Scott Earwood
Director of Community Solutions

The Current Climate: Bankers Are in, Lenders Are Out
I hear the same story from bankers around the country.  When asked if their bank sees itself as transactional or relationship oriented, they’ll reply, “We say we’re a relationship bank, but too many times we end up with single service clients.” This is a problem because a bank with a high percentage of single-service clients is inherently not a relationship bank.

Banking in 2024 requires a different, more comprehensive approach to relationship building than what has worked for the last 15 years. Gone are the days when a bank could make money by piling up loans and funding them with cheap deposits.  In today’s rate environment, margins have been compressed industrywide. On the horizon are potential charge-offs, shrinking deposit balances, and dwindling consumer stockpiles of cash.

To adapt and survive in this environment, bankers must become bankers again. That means viewing relationships holistically, which includes understanding that today’s customers are just as interested in their deposits as their loans.

Why Relationship Banking is Better
Full and optimized relationships drive the profitability of any bank. Data collected from our client base shows that 15% of the average bank’s consumer relationships are responsible for 75% of its deposits and 50% of revenue. It also shows that a business relationship that includes treasury management and the primary operating account generates about three times the return on capital of a loan-only relationship.

Is your bank committed to getting the most out of its relationships? Ask yourself the following questions:

  • Does detailed knowledge of customer relationships exist outside of your bankers’ heads?
  • Does the bank know the profitability of individual customer relationships?
  • Does each banker have the tools and information needed to serve and optimize their own customer relationships?

If your bank is truly committed to relationship banking, the answers to those three questions should be ‘yes.’

Why Full Relationships Matter to Your Customers
Whether it’s a complex commercial client with multiple tax entities or a married couple with a few accounts, when clients interact with your bank’s frontline employees, they are usually thinking about their entire banking relationship. Can your employees say the same?

Complex client needs and siloed bank product data often make it difficult to compile an at-a-glance view of relationships.

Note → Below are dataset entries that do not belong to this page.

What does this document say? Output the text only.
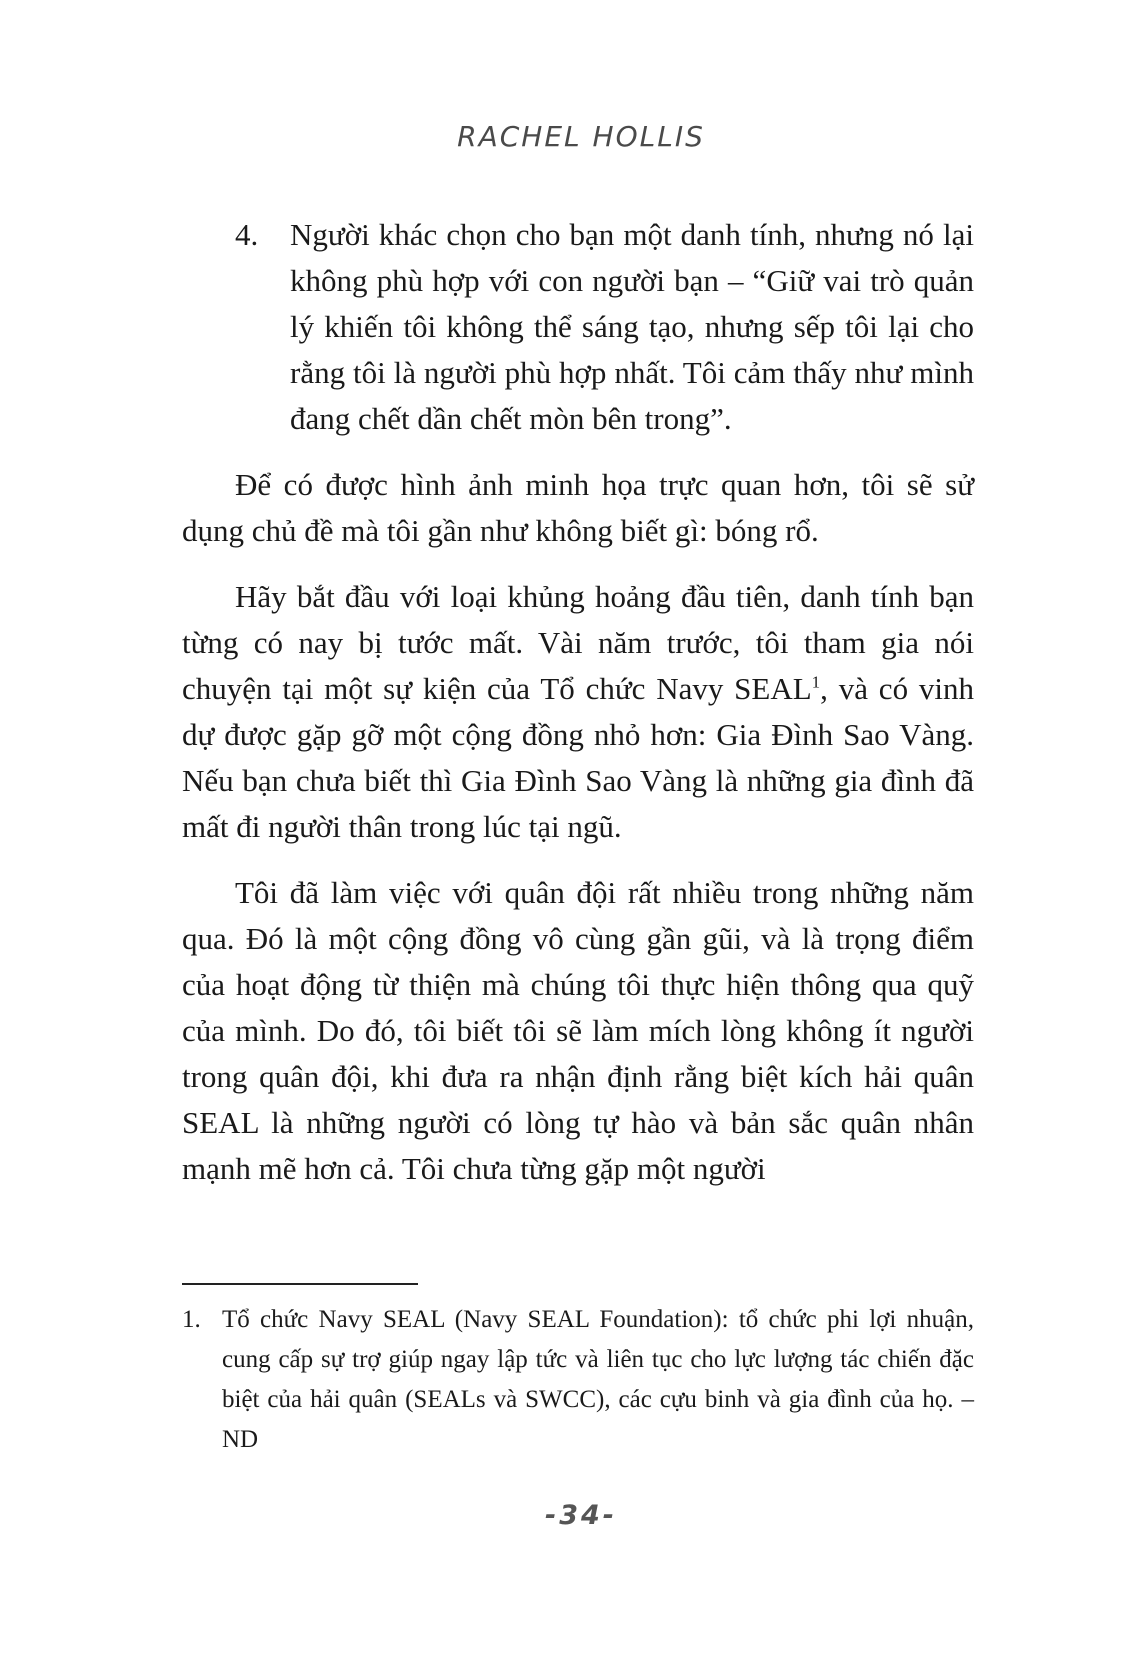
RACHEL HOLLIS
4. Người khác chọn cho bạn một danh tính, nhưng nó lại không phù hợp với con người bạn – “Giữ vai trò quản lý khiến tôi không thể sáng tạo, nhưng sếp tôi lại cho rằng tôi là người phù hợp nhất. Tôi cảm thấy như mình đang chết dần chết mòn bên trong”.

Để có được hình ảnh minh họa trực quan hơn, tôi sẽ sử dụng chủ đề mà tôi gần như không biết gì: bóng rổ.

Hãy bắt đầu với loại khủng hoảng đầu tiên, danh tính bạn từng có nay bị tước mất. Vài năm trước, tôi tham gia nói chuyện tại một sự kiện của Tổ chức Navy SEAL$^1$, và có vinh dự được gặp gỡ một cộng đồng nhỏ hơn: Gia Đình Sao Vàng. Nếu bạn chưa biết thì Gia Đình Sao Vàng là những gia đình đã mất đi người thân trong lúc tại ngũ.

Tôi đã làm việc với quân đội rất nhiều trong những năm qua. Đó là một cộng đồng vô cùng gần gũi, và là trọng điểm của hoạt động từ thiện mà chúng tôi thực hiện thông qua quỹ của mình. Do đó, tôi biết tôi sẽ làm mích lòng không ít người trong quân đội, khi đưa ra nhận định rằng biệt kích hải quân SEAL là những người có lòng tự hào và bản sắc quân nhân mạnh mẽ hơn cả. Tôi chưa từng gặp một người

1. Tổ chức Navy SEAL (Navy SEAL Foundation): tổ chức phi lợi nhuận, cung cấp sự trợ giúp ngay lập tức và liên tục cho lực lượng tác chiến đặc biệt của hải quân (SEALs và SWCC), các cựu binh và gia đình của họ. – ND
-34-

Breaking down those silos and presenting the scope of the entire relationship to team members can help ensure that customer needs are understood and met.

Why Full Relationships Matter to Your Bank
Many institutions think of themselves as relationship banks, but their customer and account data tell a different story.

When asked to list their 10 best clients, for example, bankers will typically list their largest clients or the people they see most often. Line up those lists against relationship profitability metrics and those bankers typically are missing three or four of the top 10 because they lack critical information about the relationship.

Bankers who have access to account- and relationship-level profitability information can protect their winners, improve their mid-tier relationships and get more from less-profitable customers.

Equipping Your Team
While goals and strategies are set by leadership, relationships are built by bankers and branch employees whose success depends, in part, on how well they understand the current state and the potential value of individual relationships. Giving those employees ready access to easily digested insights into those relationships and arming them with incentives and tools to help improve pricing and profitability can make those relationships stronger and more productive.

Conclusion
In 2024, the narrow path to growth runs through optimized relationships. Banks need to know which relationships are winning for them and which ones are losing. By combining traditional fundamentals and modern data technology, bank leaders can protect and deepen the relationships that contribute most to the health and profitability of their banks and transform their bankers into trusted advisors rather than order takers.

WRITTEN BY

Scott Earwood

Director of Community Solutions

Scott Earwood is the director of community solutions for White Clay, and he is responsible for the community bank and credit union division.  Mr. Earwood spent the last 11 years at White Clay providing bankers with software tools and data intelligence to ensure return on liquidity and capital in each customer relationship.

 

Mr. Earwood spent the first 10 years of his career working for both national and community financial institutions in the retail, business banking and mortgage lines of business.  After banking, he started several businesses including a venture capital-backed start-up.